Post-traumatic Stress Disorder symptoms may take months and even years to reveal themselves. If you have been through something that caused you great emotional distress, keep an eye out for unusual symptoms like these:

1. Reliving Symptoms

  • You can’t stop reliving the event
  • You start having nightmares
  • You experience unusual triggers that remind you of the event (smells, sounds, sights)

2. Hypersensitivity Symptoms

  • You’re always on alert and watching out for potential dangers
  • You’re unable to stop talking, or have difficulty focusing
  • You’re easily irritable
  • You’re highly reactive to loud or sudden sounds
  • You have difficulty sleeping

3. Avoidance Symptoms

  • You act as if nothing happened
  • You avoid certain situations or locations (crowds, driving, certain subjects)

4. Behavioral Symptoms

  • You seclude yourself from others
  • You refuse to talk about the event
  • You have a loss of faith in religion, people, or life in general
  • You’re no longer interested in your work, school, or hobbies

How Do I Treat It?

Unlike other situations, PTSD needs more than time to resolve itself and the symptoms rarely go away on their own. If the symptoms stick around for more than a month, or if they severely impact your normal day-to-day life, do not wait. Reach out to a health care professional.

In addition, look for a therapist who is trained in EMDR* therapy (Eye Movement Desensitization and Reprocessing).
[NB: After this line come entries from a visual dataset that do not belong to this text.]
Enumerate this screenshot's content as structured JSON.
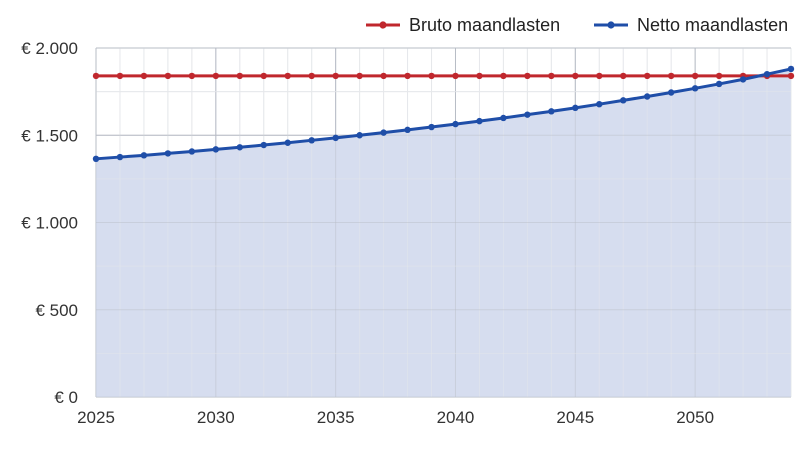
{
  "chart_data": {
    "type": "line",
    "x_start": 2025,
    "x_end": 2054,
    "ylim": [
      0,
      2000
    ],
    "xlim": [
      2025,
      2054
    ],
    "x_ticks": [
      2025,
      2030,
      2035,
      2040,
      2045,
      2050
    ],
    "x_tick_labels": [
      "2025",
      "2030",
      "2035",
      "2040",
      "2045",
      "2050"
    ],
    "y_ticks": [
      0,
      500,
      1000,
      1500,
      2000
    ],
    "y_tick_labels": [
      "€ 0",
      "€ 500",
      "€ 1.000",
      "€ 1.500",
      "€ 2.000"
    ],
    "grid": true,
    "legend_position": "top-right",
    "x": [
      2025,
      2026,
      2027,
      2028,
      2029,
      2030,
      2031,
      2032,
      2033,
      2034,
      2035,
      2036,
      2037,
      2038,
      2039,
      2040,
      2041,
      2042,
      2043,
      2044,
      2045,
      2046,
      2047,
      2048,
      2049,
      2050,
      2051,
      2052,
      2053,
      2054
    ],
    "series": [
      {
        "name": "Bruto maandlasten",
        "color": "#c0272d",
        "values": [
          1840,
          1840,
          1840,
          1840,
          1840,
          1840,
          1840,
          1840,
          1840,
          1840,
          1840,
          1840,
          1840,
          1840,
          1840,
          1840,
          1840,
          1840,
          1840,
          1840,
          1840,
          1840,
          1840,
          1840,
          1840,
          1840,
          1840,
          1840,
          1840,
          1840
        ]
      },
      {
        "name": "Netto maandlasten",
        "color": "#1f4ea8",
        "fill": "#d6ddef",
        "values": [
          1365,
          1375,
          1385,
          1396,
          1407,
          1419,
          1431,
          1444,
          1457,
          1471,
          1485,
          1500,
          1515,
          1531,
          1547,
          1564,
          1581,
          1599,
          1618,
          1637,
          1657,
          1678,
          1700,
          1722,
          1745,
          1769,
          1794,
          1820,
          1850,
          1880
        ]
      }
    ]
  }
}
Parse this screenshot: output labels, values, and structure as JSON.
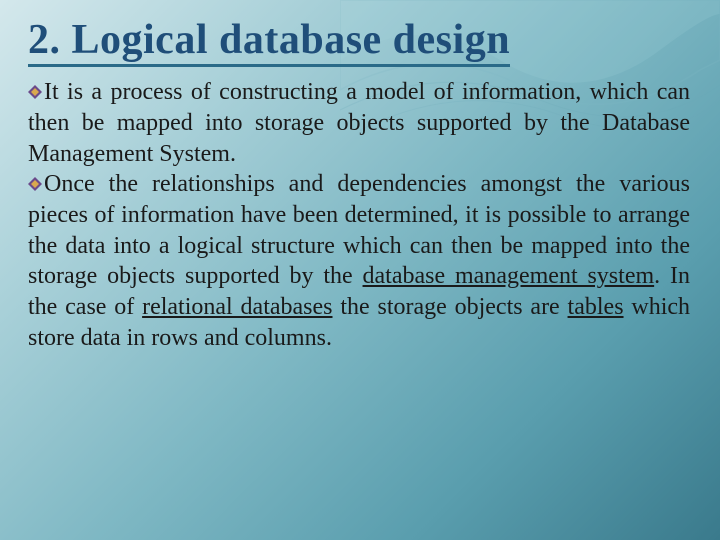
{
  "slide": {
    "title": "2. Logical database design",
    "title_color": "#1f4e79",
    "title_fontsize": 42,
    "title_underline_color": "#2a6a88",
    "body_fontsize": 24,
    "body_color": "#1a1a1a",
    "bullet_icon_color_outer": "#6b4a8a",
    "bullet_icon_color_inner": "#d9a84e",
    "background_gradient": [
      "#d4e8ec",
      "#a8d0d8",
      "#7fb8c4",
      "#5a9eae",
      "#3a7a8c"
    ],
    "wave_color": "#8fc4d0",
    "paragraphs": [
      {
        "text_parts": [
          {
            "text": "It is a process of constructing a model of information, which can then be mapped into storage objects supported by the Database Management System.",
            "link": false
          }
        ]
      },
      {
        "text_parts": [
          {
            "text": "Once the relationships and dependencies amongst the various pieces of information have been determined, it is possible to arrange the data into a logical structure which can then be mapped into the storage objects supported by the ",
            "link": false
          },
          {
            "text": "database management system",
            "link": true
          },
          {
            "text": ". In the case of ",
            "link": false
          },
          {
            "text": "relational databases",
            "link": true
          },
          {
            "text": " the storage objects are ",
            "link": false
          },
          {
            "text": "tables",
            "link": true
          },
          {
            "text": " which store data in rows and columns.",
            "link": false
          }
        ]
      }
    ]
  }
}
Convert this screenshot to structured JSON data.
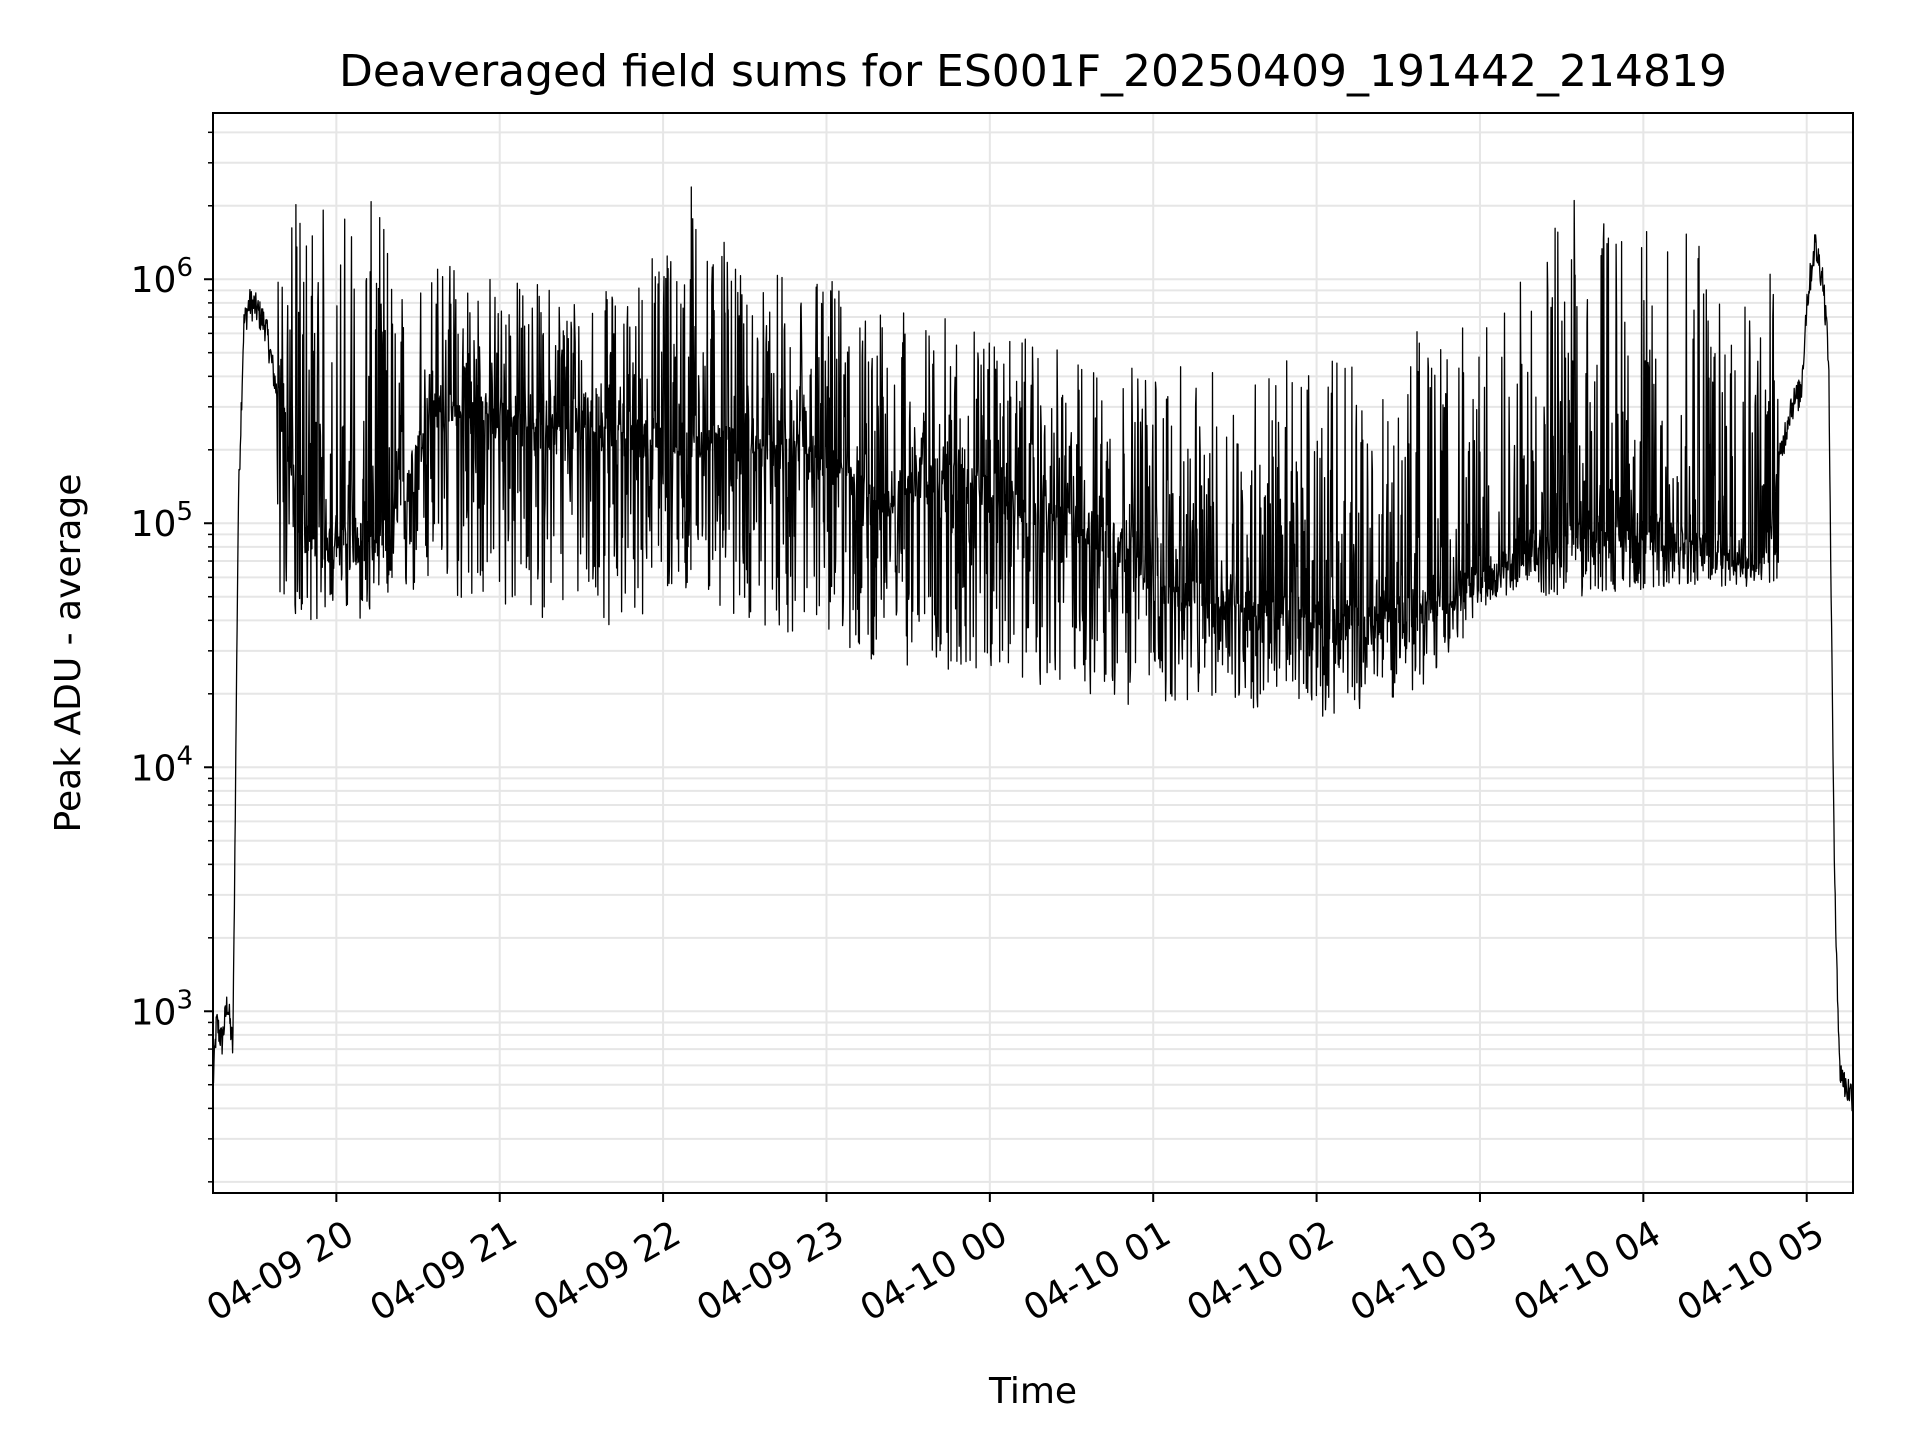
{
  "chart_data": {
    "type": "line",
    "title": "Deaveraged field sums for ES001F_20250409_191442_214819",
    "xlabel": "Time",
    "ylabel": "Peak ADU - average",
    "yscale": "log",
    "ylim": [
      180,
      4800000
    ],
    "xlim": [
      "2025-04-09 19:14:42",
      "2025-04-10 05:17:00"
    ],
    "x_ticks": [
      {
        "value": "2025-04-09 20:00",
        "label": "04-09 20"
      },
      {
        "value": "2025-04-09 21:00",
        "label": "04-09 21"
      },
      {
        "value": "2025-04-09 22:00",
        "label": "04-09 22"
      },
      {
        "value": "2025-04-09 23:00",
        "label": "04-09 23"
      },
      {
        "value": "2025-04-10 00:00",
        "label": "04-10 00"
      },
      {
        "value": "2025-04-10 01:00",
        "label": "04-10 01"
      },
      {
        "value": "2025-04-10 02:00",
        "label": "04-10 02"
      },
      {
        "value": "2025-04-10 03:00",
        "label": "04-10 03"
      },
      {
        "value": "2025-04-10 04:00",
        "label": "04-10 04"
      },
      {
        "value": "2025-04-10 05:00",
        "label": "04-10 05"
      }
    ],
    "y_ticks": [
      {
        "value": 1000,
        "base": "10",
        "exp": "3"
      },
      {
        "value": 10000,
        "base": "10",
        "exp": "4"
      },
      {
        "value": 100000,
        "base": "10",
        "exp": "5"
      },
      {
        "value": 1000000,
        "base": "10",
        "exp": "6"
      }
    ],
    "grid": true,
    "line_color": "#000000",
    "grid_color": "#e6e6e6",
    "series": [
      {
        "x": [
          "2025-04-09 19:14:42",
          "2025-04-09 19:16",
          "2025-04-09 19:18",
          "2025-04-09 19:20",
          "2025-04-09 19:22",
          "2025-04-09 19:24",
          "2025-04-09 19:26",
          "2025-04-09 19:28",
          "2025-04-09 19:30",
          "2025-04-09 19:34",
          "2025-04-09 19:38",
          "2025-04-09 19:42",
          "2025-04-09 19:46",
          "2025-04-09 19:50",
          "2025-04-09 19:55",
          "2025-04-09 20:05",
          "2025-04-09 20:20",
          "2025-04-09 20:35",
          "2025-04-09 20:50",
          "2025-04-09 21:05",
          "2025-04-09 21:20",
          "2025-04-09 21:35",
          "2025-04-09 21:50",
          "2025-04-09 22:05",
          "2025-04-09 22:20",
          "2025-04-09 22:35",
          "2025-04-09 22:50",
          "2025-04-09 23:05",
          "2025-04-09 23:20",
          "2025-04-09 23:35",
          "2025-04-09 23:50",
          "2025-04-10 00:05",
          "2025-04-10 00:20",
          "2025-04-10 00:35",
          "2025-04-10 00:50",
          "2025-04-10 01:05",
          "2025-04-10 01:20",
          "2025-04-10 01:35",
          "2025-04-10 01:50",
          "2025-04-10 02:05",
          "2025-04-10 02:20",
          "2025-04-10 02:35",
          "2025-04-10 02:50",
          "2025-04-10 03:05",
          "2025-04-10 03:20",
          "2025-04-10 03:35",
          "2025-04-10 03:50",
          "2025-04-10 04:05",
          "2025-04-10 04:20",
          "2025-04-10 04:35",
          "2025-04-10 04:42",
          "2025-04-10 04:46",
          "2025-04-10 04:50",
          "2025-04-10 04:54",
          "2025-04-10 04:58",
          "2025-04-10 05:00",
          "2025-04-10 05:03",
          "2025-04-10 05:06",
          "2025-04-10 05:08",
          "2025-04-10 05:10",
          "2025-04-10 05:12",
          "2025-04-10 05:14",
          "2025-04-10 05:17"
        ],
        "y": [
          500,
          900,
          750,
          1100,
          700,
          120000,
          650000,
          800000,
          780000,
          650000,
          350000,
          220000,
          110000,
          90000,
          80000,
          85000,
          90000,
          300000,
          280000,
          260000,
          240000,
          250000,
          230000,
          220000,
          210000,
          200000,
          180000,
          170000,
          110000,
          160000,
          150000,
          130000,
          110000,
          95000,
          80000,
          55000,
          50000,
          45000,
          42000,
          40000,
          38000,
          45000,
          48000,
          65000,
          80000,
          90000,
          95000,
          90000,
          80000,
          75000,
          70000,
          80000,
          180000,
          300000,
          350000,
          800000,
          1400000,
          1000000,
          500000,
          5000,
          600,
          500,
          450
        ]
      },
      {
        "name": "",
        "x": [
          "2025-04-09 20:16",
          "2025-04-09 20:29",
          "2025-04-09 20:45",
          "2025-04-09 21:09",
          "2025-04-09 21:27",
          "2025-04-09 21:48",
          "2025-04-09 22:09",
          "2025-04-09 22:31",
          "2025-04-09 22:55",
          "2025-04-09 23:12",
          "2025-04-09 23:58",
          "2025-04-10 00:42",
          "2025-04-10 01:30",
          "2025-04-10 02:26",
          "2025-04-10 03:05",
          "2025-04-10 03:35",
          "2025-04-10 03:55",
          "2025-04-10 04:13",
          "2025-04-10 04:35",
          "2025-04-10 04:50"
        ],
        "y": [
          2100000,
          1150000,
          1250000,
          1000000,
          950000,
          880000,
          3000000,
          900000,
          1300000,
          800000,
          650000,
          450000,
          430000,
          600000,
          700000,
          2300000,
          1600000,
          1600000,
          1500000,
          1100000
        ]
      },
      {
        "name": "",
        "x": [
          "2025-04-09 20:10",
          "2025-04-09 20:35",
          "2025-04-09 21:05",
          "2025-04-09 21:40",
          "2025-04-09 22:05",
          "2025-04-09 22:45",
          "2025-04-09 23:10",
          "2025-04-09 23:40",
          "2025-04-10 00:15",
          "2025-04-10 00:45",
          "2025-04-10 01:10",
          "2025-04-10 01:45",
          "2025-04-10 02:05",
          "2025-04-10 02:40",
          "2025-04-10 03:05",
          "2025-04-10 03:40",
          "2025-04-10 04:10",
          "2025-04-10 04:40"
        ],
        "y": [
          40000,
          50000,
          42000,
          38000,
          45000,
          35000,
          28000,
          25000,
          22000,
          18000,
          18000,
          17000,
          16000,
          21000,
          50000,
          50000,
          55000,
          55000
        ]
      }
    ]
  }
}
EMDR is a treatment protocol that is highly successful in treating PTSD and other anxiety disorders. The EMDR therapist gently guides you to safely revisit the memories and emotions of the traumatic event(s), unlocking the negative feelings and emotions associated the event, and allowing your brain to reprocess the experience objectively, neutralizing your negative responses to the event.

PTSD is a cry for help. Since we are often the last one to recognize a change in our behavior, it is important to share the traumatic event with a trusted friend or family member who can keep a good eye on you and watch for PTSD symptoms that might otherwise slip under your radar.